C-SWAP: Explainability-Aware Structured Pruning for Efficient Neural Networks Compression
2510.18636v1
cs.CV, cs.AI, cs.LG, cs.RO
2025-10-23
Авторы:
Baptiste Bauvin, Loïc Baret, Ola Ahmad
Abstract
Neural network compression has gained increasing attention in recent years,
particularly in computer vision applications, where the need for model
reduction is crucial for overcoming deployment constraints. Pruning is a widely
used technique that prompts sparsity in model structures, e.g. weights,
neurons, and layers, reducing size and inference costs. Structured pruning is
especially important as it allows for the removal of entire structures, which
further accelerates inference time and reduces memory overhead. However, it can
be computationally expensive, requiring iterative retraining and optimization.

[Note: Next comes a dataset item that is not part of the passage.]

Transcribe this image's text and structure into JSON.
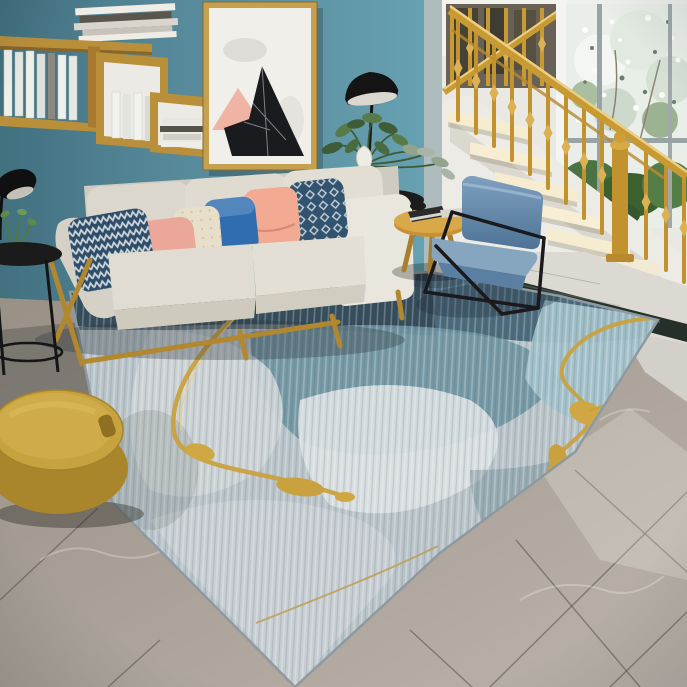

To overcome this problem, recent methods considered one-shot setting, which
applies pruning directly at post-training. Unfortunately, they often lead to a
considerable drop in performance. In this paper, we focus on this issue by
proposing a novel one-shot pruning framework that relies on explainable deep
learning. First, we introduce a causal-aware pruning approach that leverages
cause-effect relations between model predictions and structures in a
progressive pruning process. It allows us to efficiently reduce the size of the
network, ensuring that the removed structures do not deter the performance of
the model. Then, through experiments conducted on convolution neural network
and vision transformer baselines, pre-trained on classification tasks, we
demonstrate that our method consistently achieves substantial reductions in
model size, with minimal impact on performance, and without the need for
fine-tuning. Overall, our approach outperforms its counterparts, offering the
best trade-off. Our code is available on GitHub.